Sunday Tribune

Hey, S’bu, tell those horrible thugs to take a hike, boet

- Greg Arde

OPEN letter to City Manager S’bu Sithole: Howzit S’bu, I hope all is well. I see you’ve had a trying week, boet. What with the damn elephants, the Hawks raid and missing the public accounts meeting, you’ve had a bit of a time of it all.

Don’t worry; when Michael got into trouble he just became more quarrelsom­e. Do the same. Maybe you can start with the minibus taxi drivers who are revolting, very revolting.

S’bu, these okes are thugs, plain and simple. Perhaps among them there are a few decent chaps just trying to earn an honest living, but en mass they behave like criminals. The chaos in the city centre is evidence enough.

Daily newspapers carried big photograph­s of terrified commuters fleeing while taxi drivers threw bricks at minibuses defying their strike.

It’s inconceiva­ble that they meant to protest peacefully to bring about change. They went on a rampage, gridlocked the city and scared everyone.

In the process they massively inconvenie­nced the passengers from whom they derive their daily bread. They wanted to show the city police the middle finger, and they did.

In the unlikely event that they meant to endear themselves to the public, they failed monumental­ly – we despise them more. I think that’s a widely held view.

We routinely interview taxi passengers, who live in terror of reckless drivers who gaily ignore the rules of the road in their mad pursuit of a buck.

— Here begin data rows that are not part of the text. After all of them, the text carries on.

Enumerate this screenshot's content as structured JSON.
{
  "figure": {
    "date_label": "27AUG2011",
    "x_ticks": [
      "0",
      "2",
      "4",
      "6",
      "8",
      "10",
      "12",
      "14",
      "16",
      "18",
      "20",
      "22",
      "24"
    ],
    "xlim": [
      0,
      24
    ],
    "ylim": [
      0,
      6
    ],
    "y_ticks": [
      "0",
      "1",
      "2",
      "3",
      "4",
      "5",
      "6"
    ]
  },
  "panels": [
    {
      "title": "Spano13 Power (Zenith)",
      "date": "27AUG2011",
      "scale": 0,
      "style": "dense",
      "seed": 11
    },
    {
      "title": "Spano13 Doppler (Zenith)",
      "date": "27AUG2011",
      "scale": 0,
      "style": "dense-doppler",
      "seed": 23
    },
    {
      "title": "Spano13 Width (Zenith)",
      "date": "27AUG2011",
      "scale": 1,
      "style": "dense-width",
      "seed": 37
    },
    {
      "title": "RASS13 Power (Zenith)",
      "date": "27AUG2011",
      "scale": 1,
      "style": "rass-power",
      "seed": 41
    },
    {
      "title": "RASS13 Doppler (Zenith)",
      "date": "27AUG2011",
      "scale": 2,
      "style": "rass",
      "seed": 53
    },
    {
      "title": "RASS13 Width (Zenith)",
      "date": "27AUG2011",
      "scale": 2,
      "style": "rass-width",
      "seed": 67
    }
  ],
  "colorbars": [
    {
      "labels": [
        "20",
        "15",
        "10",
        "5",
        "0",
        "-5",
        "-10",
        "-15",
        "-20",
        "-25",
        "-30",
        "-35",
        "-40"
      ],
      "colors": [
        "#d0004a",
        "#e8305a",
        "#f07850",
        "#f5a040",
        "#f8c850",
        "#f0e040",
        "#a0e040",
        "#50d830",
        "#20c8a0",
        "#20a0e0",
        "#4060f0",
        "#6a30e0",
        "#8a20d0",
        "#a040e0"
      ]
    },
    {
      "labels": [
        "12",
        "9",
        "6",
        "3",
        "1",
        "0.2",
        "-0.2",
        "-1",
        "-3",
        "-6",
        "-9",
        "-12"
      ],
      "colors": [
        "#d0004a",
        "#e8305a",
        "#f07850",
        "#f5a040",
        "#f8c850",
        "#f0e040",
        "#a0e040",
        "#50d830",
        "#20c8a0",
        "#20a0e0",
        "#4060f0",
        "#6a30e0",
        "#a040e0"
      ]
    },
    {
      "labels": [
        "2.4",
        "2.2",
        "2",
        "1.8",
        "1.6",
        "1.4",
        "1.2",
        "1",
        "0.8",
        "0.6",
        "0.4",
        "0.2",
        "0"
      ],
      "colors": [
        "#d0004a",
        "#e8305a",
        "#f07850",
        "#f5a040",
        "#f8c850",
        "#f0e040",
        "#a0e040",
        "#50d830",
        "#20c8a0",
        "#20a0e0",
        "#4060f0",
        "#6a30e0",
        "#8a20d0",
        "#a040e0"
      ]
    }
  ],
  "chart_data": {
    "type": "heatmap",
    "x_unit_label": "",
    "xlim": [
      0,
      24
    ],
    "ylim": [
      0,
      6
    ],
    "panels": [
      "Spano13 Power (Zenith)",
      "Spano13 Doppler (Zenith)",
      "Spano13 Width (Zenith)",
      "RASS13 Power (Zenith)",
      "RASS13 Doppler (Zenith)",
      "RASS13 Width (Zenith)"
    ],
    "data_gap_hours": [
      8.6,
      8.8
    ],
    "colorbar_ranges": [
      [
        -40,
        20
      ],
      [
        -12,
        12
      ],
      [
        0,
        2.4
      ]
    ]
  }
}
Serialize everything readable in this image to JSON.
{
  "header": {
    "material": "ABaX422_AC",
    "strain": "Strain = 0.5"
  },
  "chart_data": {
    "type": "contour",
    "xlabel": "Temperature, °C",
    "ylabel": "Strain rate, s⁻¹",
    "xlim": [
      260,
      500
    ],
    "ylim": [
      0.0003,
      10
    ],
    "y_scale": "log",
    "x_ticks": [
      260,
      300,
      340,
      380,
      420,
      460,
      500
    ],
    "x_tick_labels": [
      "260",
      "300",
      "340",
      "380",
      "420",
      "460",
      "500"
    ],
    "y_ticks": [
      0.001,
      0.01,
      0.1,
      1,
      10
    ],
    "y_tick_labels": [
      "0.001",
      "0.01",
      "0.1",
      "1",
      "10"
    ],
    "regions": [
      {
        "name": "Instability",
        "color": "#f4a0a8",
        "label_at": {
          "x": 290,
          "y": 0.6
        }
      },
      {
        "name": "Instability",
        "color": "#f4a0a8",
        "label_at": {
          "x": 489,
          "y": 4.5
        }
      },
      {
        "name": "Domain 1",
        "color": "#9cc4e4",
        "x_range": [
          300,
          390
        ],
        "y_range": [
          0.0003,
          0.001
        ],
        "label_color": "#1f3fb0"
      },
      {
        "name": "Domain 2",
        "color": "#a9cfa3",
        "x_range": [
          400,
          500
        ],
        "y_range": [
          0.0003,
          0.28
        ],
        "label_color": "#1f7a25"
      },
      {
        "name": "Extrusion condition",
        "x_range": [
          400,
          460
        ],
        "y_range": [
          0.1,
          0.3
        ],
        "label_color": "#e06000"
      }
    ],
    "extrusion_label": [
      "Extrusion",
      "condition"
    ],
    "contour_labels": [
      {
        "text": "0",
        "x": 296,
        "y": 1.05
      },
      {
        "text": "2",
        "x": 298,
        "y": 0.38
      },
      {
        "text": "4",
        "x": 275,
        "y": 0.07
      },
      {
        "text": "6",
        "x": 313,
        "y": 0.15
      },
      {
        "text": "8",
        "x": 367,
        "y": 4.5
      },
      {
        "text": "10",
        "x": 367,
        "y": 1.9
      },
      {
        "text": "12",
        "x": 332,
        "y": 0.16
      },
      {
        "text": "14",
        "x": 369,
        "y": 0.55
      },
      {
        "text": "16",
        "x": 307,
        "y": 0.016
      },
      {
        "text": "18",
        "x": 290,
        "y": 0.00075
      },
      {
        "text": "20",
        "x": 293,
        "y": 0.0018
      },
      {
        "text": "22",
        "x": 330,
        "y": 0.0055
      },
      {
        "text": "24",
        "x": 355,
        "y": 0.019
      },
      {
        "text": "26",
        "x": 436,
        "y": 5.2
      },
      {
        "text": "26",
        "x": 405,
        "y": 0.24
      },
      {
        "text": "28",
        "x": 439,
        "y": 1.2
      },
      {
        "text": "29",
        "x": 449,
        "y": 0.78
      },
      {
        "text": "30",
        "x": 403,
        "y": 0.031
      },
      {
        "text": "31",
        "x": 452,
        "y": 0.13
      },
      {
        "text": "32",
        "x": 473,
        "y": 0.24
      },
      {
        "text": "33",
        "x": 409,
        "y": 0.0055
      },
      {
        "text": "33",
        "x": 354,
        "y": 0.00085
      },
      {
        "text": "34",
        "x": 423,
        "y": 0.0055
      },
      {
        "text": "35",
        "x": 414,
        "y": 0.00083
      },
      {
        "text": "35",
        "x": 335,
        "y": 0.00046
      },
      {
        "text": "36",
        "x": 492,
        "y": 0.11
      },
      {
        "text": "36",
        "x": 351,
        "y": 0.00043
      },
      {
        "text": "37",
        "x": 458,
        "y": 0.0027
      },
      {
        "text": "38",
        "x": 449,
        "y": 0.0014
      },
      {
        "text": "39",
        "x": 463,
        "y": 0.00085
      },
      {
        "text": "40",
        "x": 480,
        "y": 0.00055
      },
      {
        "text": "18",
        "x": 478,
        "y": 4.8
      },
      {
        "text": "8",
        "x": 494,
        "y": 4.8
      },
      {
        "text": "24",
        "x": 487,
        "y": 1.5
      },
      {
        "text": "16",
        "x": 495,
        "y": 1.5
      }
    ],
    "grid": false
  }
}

Other motorists are gatvol and the hawkers whose stands were overturned by the drivers this week are equally unimpresse­d.

So why the riot? Why smash windows, wield knobkierie­s and scare everyone? Well, it’s simple: taxi drivers don’t like roadblocks, paying fines or being brought to book when they stop without warning, wherever they like.

S’bu, they say if you don’t respond to their demands (to stop enforcing the law), there will be another strike.

In the words of their leader, Jerry Sibisi: “If we are not satisfied with the response after seven days, there will be a strike involving all taxi drivers”.

What a jerk! Who is Jerry to speak on behalf of all taxi drivers? I wonder if he has a mandate. The same Daily News article quoting Jerry-the-jerk quoted Dalisu Sangweni, a spokesman for an umbrella taxi associatio­n and Eugene Hadebe, a spokesman for the KZN Taxi Alliance. Both denied knowledge of the protest.

Well, somebody’s fibbing. How else do taxi drivers bring the city to a standstill if they aren’t organised? The protest prompted the city to halt the bus service.

What to do about the mess? I’ll restrain from a politicall­y incorrect Top Gear- type comment that will cost me my job. Suffice it to say: tell them to go to hell, S’bu. These people believe they are above the law. I’d love to find out who the big mobsters are in the taxi industry and hold them to account.

Think about it. Running taxis has to be one of the tidiest rackets in town. You have carte blanche to break the law; all your income is cash and difficult to tax and you can use taxis to smuggle all sorts of things all over the show.

It offers the ideal network for criminals. The cherry on top is having them untouchabl­e by the cops. S’bu, I’m not condoning bully-boy tactics on the part of the city police – your men in blue weren’t exactly covered in glory last week when we ran photograph­s of their adventures.

I hope villains in the police are exposed and rooted out. We don’t need bullies in the city police.

But this doesn’t detract from the fact that if you are aggrieved, as the taxi bosses claim to be, there are peaceful channels to express protest – you don’t have to go on a bloody rampage.

On a different note, S’bu: what do you make of Zwelinzima Vavi’s reaction to the DA march?

Half of me reckons Godzille looks ridiculous trying to play the comrades at their own game. The other half feels a grudging admiration.

If she meant to drive home the point that the opposition is more than a bunch of lily-livered liberals, I suppose she did.

Most interestin­g for me were Vavi’s words after the march. He urged comrades to do their best to address joblessnes­s or the number of protesters would grow.

He warned against being preoccupie­d with “palace politics while Rome is burning”. Well said, Vavi, though I fear the Roman senators are too busy stabbing one another in the back to pay any heed.

I wish they weren’t distracted. They might take time out to deal with the nutcases that Cosatu incubates.

Numsa’s Irvin Jim springs to mind. Imagine in this day and age seriously proposing nationalis­ing the banks, mines and the telecommun­ications sector without compensati­on.

Talk about delusional – not even the lunatic from Limpopo went so far.